Andrew L. Urban.
As the late author and thinker Christopher Hitchens famously noted, ‘What can be asserted without evidence can be dismissed without evidence.’ Not in the Tasmanian legal system, it can’t. Hence the tortuous, 11-year legal journey of Sue Neill-Fraser, convicted in 2010 of murdering her partner Bob Chappell on Australia Day 2009. Now it’s up to the three appeal judges. So while we wait …
Many readers have engaged with the various elements of this case over the years, many making common sense observations, some obsessively claiming specialist expertise, some commenting from the heart and expressing sympathy for Sue Neill-Fraser. Here is the skeleton of the legal case – as presented to the jury.
At trial, prosecutor then DPP Tim Ellis SC speculated – all without evidence :-
* how Sue Neill-Fraser might have got back to the Four Winds after lunching with Bob Chappell’s sister at the Sandy Bay Yacht Club;
* how she must have attacked him from behind below deck with a wrench or screwdriver (no weapon ever found) – because had she been a stranger he would have turned round;
* how she must have winched him up to the deck;
* how she must have dumped his body, bound to a heavy fire extinguisher, in the dinghy;
* how she then got into the dinghy and took it out somewhere to dispose of the body into the water (no body ever found);
These propositions are all part of a dark fantasy, and there is little point assessing or even discussing their feasibility in the real world (commenters please note). Like, for example, whether Sue Neill-Fraser was physically capable of doing any or all those things. Why bother talking about the winching? About the unknown murder weapon? Or the logistics of manipulating a body on a yacht and in a dinghy? She certainly shouldn’t have to prove their impossibility in a legal system that prides itself (perhaps not always) on the presumption of innocence. It’s the Crown’s task to prove its case BEYOND REASONABLE DOUBT.
What IS worth talking about though, is how the presumption of innocence was effectively negated by repeated accusations of her lying, on matters that were presented as circumstantial evidence. The jury were encouraged to consider that (for example) ‘If you say you were at Bunnings that day and can’t prove it on the CCTV footage … you must be lying and hiding your real activity, which was murdering Bob Chappell.’
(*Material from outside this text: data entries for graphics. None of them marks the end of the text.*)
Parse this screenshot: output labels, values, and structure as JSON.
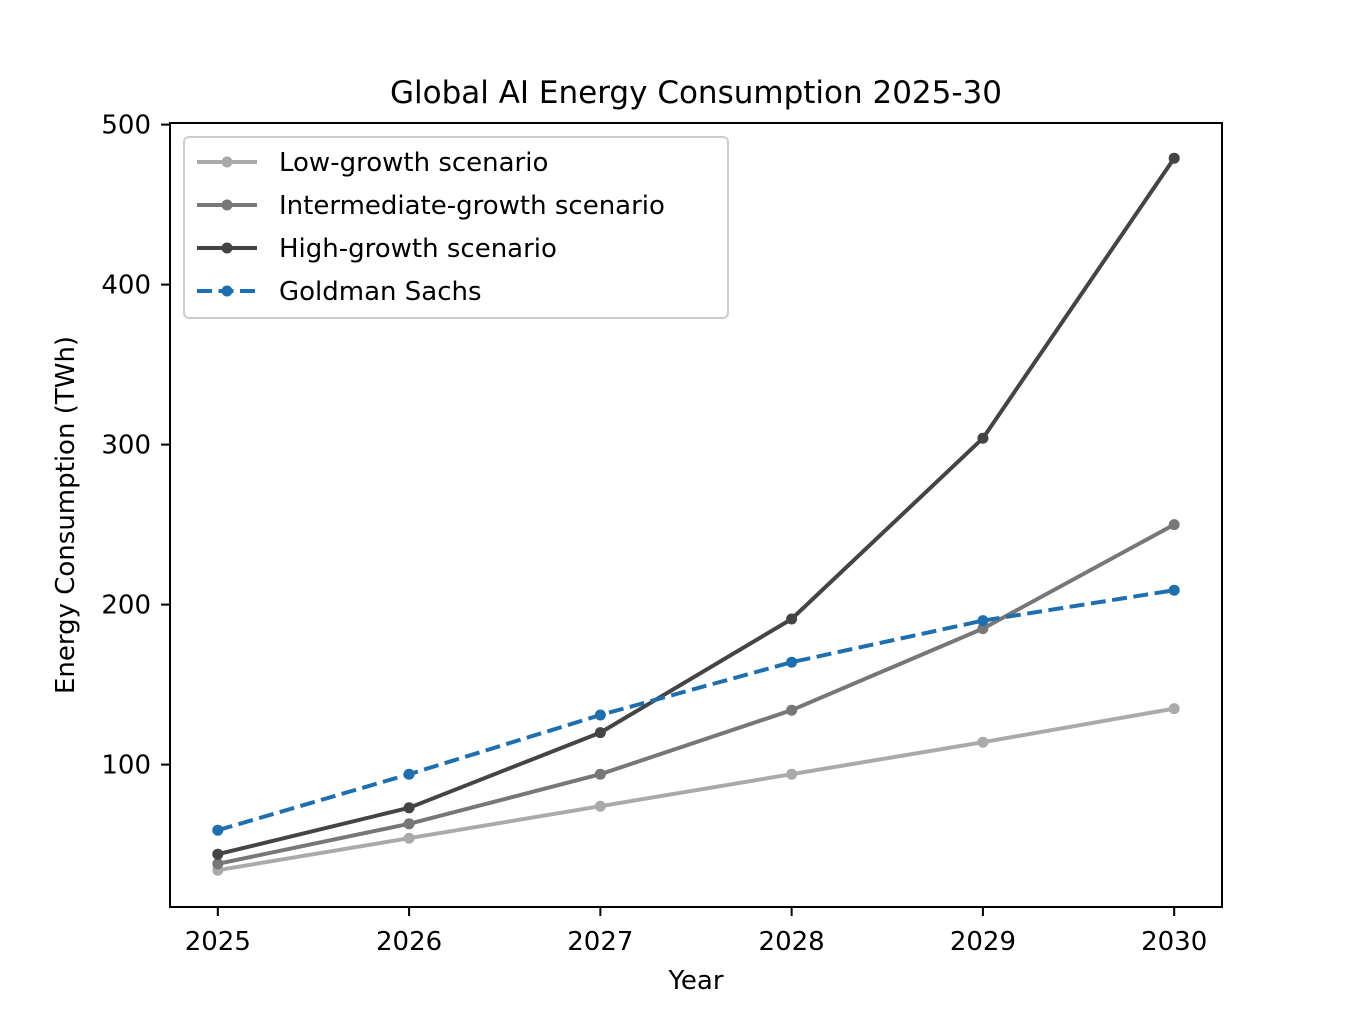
{
  "chart_data": {
    "type": "line",
    "title": "Global AI Energy Consumption 2025-30",
    "xlabel": "Year",
    "ylabel": "Energy Consumption (TWh)",
    "x": [
      2025,
      2026,
      2027,
      2028,
      2029,
      2030
    ],
    "xlim": [
      2024.75,
      2030.25
    ],
    "ylim": [
      11,
      501
    ],
    "yticks": [
      100,
      200,
      300,
      400,
      500
    ],
    "grid": false,
    "legend_position": "upper left",
    "series": [
      {
        "name": "Low-growth scenario",
        "values": [
          34,
          54,
          74,
          94,
          114,
          135
        ],
        "color": "#aaaaaa",
        "style": "solid"
      },
      {
        "name": "Intermediate-growth scenario",
        "values": [
          38,
          63,
          94,
          134,
          185,
          250
        ],
        "color": "#777777",
        "style": "solid"
      },
      {
        "name": "High-growth scenario",
        "values": [
          44,
          73,
          120,
          191,
          304,
          479
        ],
        "color": "#444444",
        "style": "solid"
      },
      {
        "name": "Goldman Sachs",
        "values": [
          59,
          94,
          131,
          164,
          190,
          209
        ],
        "color": "#1f6fae",
        "style": "dashed"
      }
    ]
  }
}
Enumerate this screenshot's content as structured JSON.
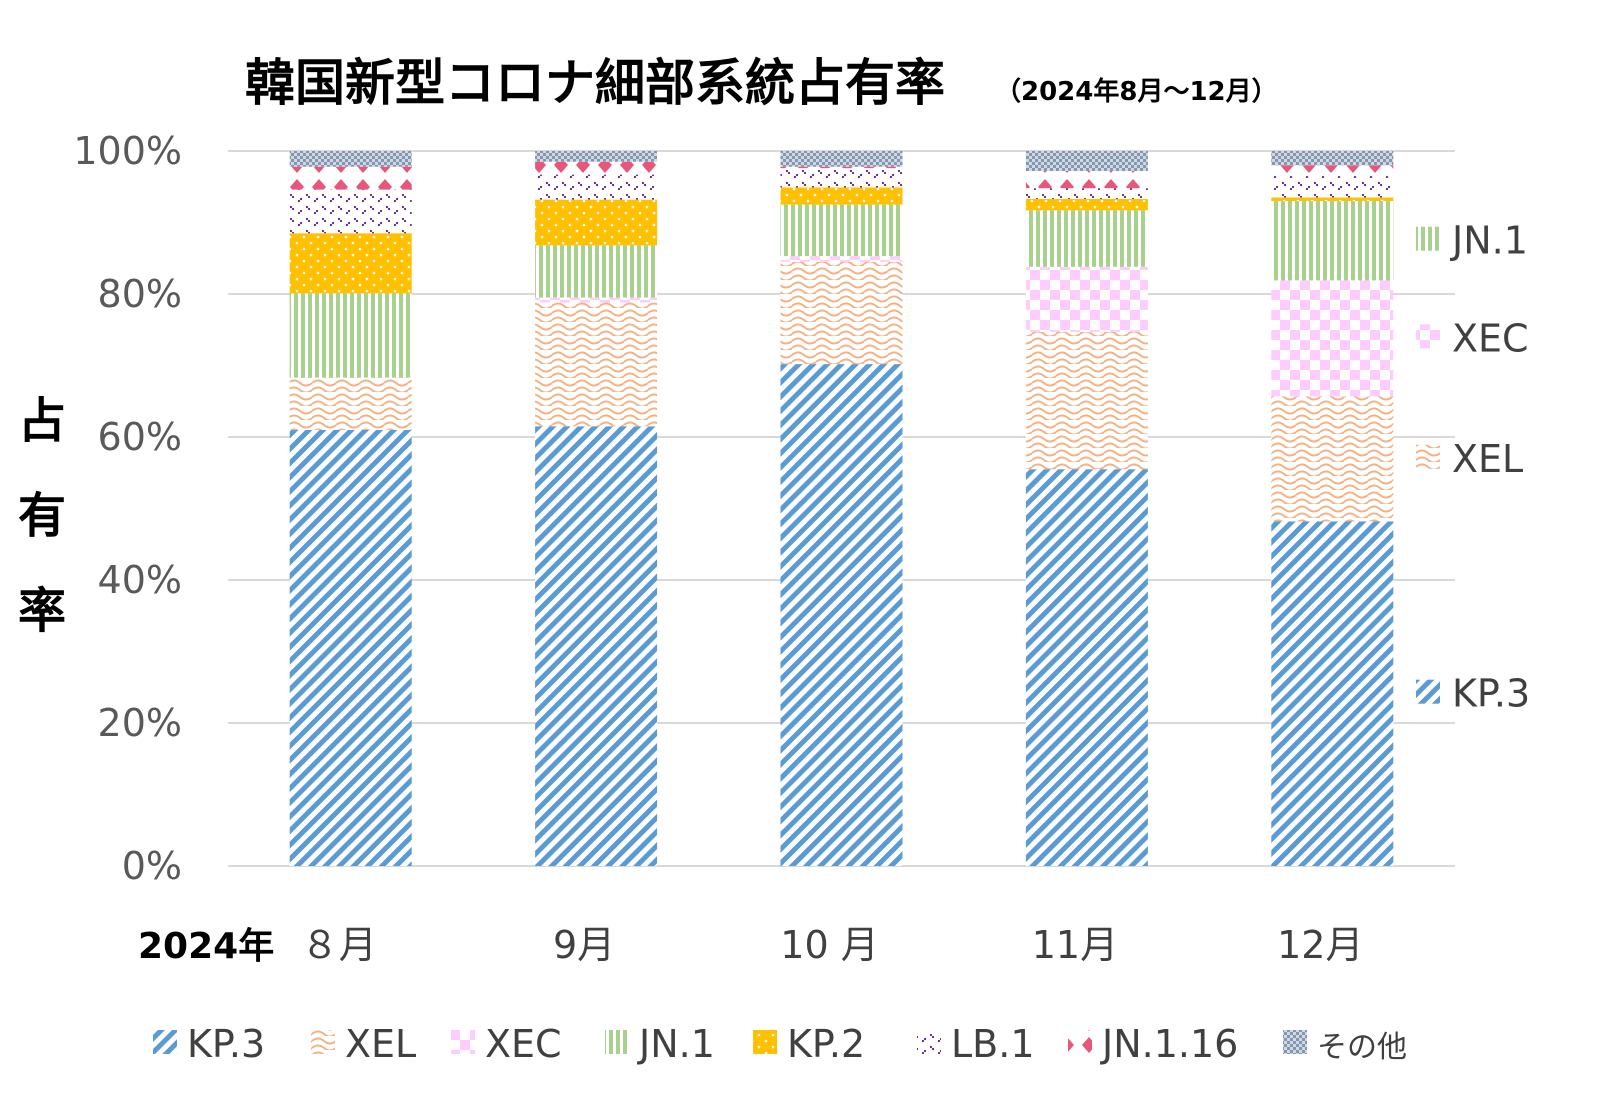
{
  "chart_data": {
    "type": "bar",
    "stacked": true,
    "title": "韓国新型コロナ細部系統占有率",
    "subtitle": "（2024年8月～12月）",
    "ylabel": "占有率",
    "x_prefix": "2024年",
    "categories": [
      "８月",
      "9月",
      "10 月",
      "11月",
      "12月"
    ],
    "ylim": [
      0,
      100
    ],
    "yticks": [
      "0%",
      "20%",
      "40%",
      "60%",
      "80%",
      "100%"
    ],
    "grid": true,
    "legend_position": "bottom",
    "series": [
      {
        "name": "KP.3",
        "color": "#5b9bd5",
        "pattern": "diagonal-stripes",
        "values": [
          61,
          61.5,
          70.2,
          55.5,
          48.2
        ]
      },
      {
        "name": "XEL",
        "color": "#f4b183",
        "pattern": "waves",
        "values": [
          7.3,
          17.3,
          14.3,
          19.2,
          17.5
        ]
      },
      {
        "name": "XEC",
        "color": "#ffccff",
        "pattern": "checker",
        "values": [
          0,
          0.7,
          0.8,
          9.1,
          16.2
        ]
      },
      {
        "name": "JN.1",
        "color": "#a9d18e",
        "pattern": "vertical-stripes",
        "values": [
          11.8,
          7.3,
          7.2,
          7.9,
          11.1
        ]
      },
      {
        "name": "KP.2",
        "color": "#ffc000",
        "pattern": "dots",
        "values": [
          8.4,
          6.4,
          2.4,
          1.6,
          0.5
        ]
      },
      {
        "name": "LB.1",
        "color": "#7030a0",
        "pattern": "dashes",
        "values": [
          6.1,
          3.5,
          2.7,
          1.5,
          3
        ]
      },
      {
        "name": "JN.1.16",
        "color": "#e8577a",
        "pattern": "diamonds",
        "values": [
          3.2,
          1.8,
          0.2,
          2.4,
          1.5
        ]
      },
      {
        "name": "その他",
        "color": "#8496b0",
        "pattern": "small-checker",
        "values": [
          2.2,
          1.5,
          2.2,
          2.8,
          2
        ]
      }
    ],
    "end_labels": [
      "JN.1",
      "XEC",
      "XEL",
      "KP.3"
    ]
  }
}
The first appeal against the conviction was heard in 2012; it is depressing to note the failure of the Criminal Court of Appeal to take that opportunity to correct errors made at trial. The decision to reject all grounds of appeal is arguably (and obviously) wrong; see for yourself
And now (since March 1-3, 2021), the new appeal judges have retired to consider their verdict after hearing from counsel from the applicant (Neill-Fraser) and the respondent (the Crown). Was the DNA matched to Meaghan Vass on the deck a primary transfer by her – as testified post-trial by the expert witness from the Victorian Police forensic service; or a secondary transfer simply walked onto the deck on someone’s shoe, after the murder, as always claimed by the Crown?
Imagine if the appeal court were to dismiss her appeal, believing that the new DNA evidence is not conclusive or not fresh. We know where that would leave Neill-Fraser: in jail, having to embark on a massive new fight to get her case before the High Court.
But where would that leave the reputation of Tasmania’s legal system, and the public’s confidence in it, given the absence of any primary evidence presented to the jury to justify the conviction? Talk all you want, but I’m with Hitchens.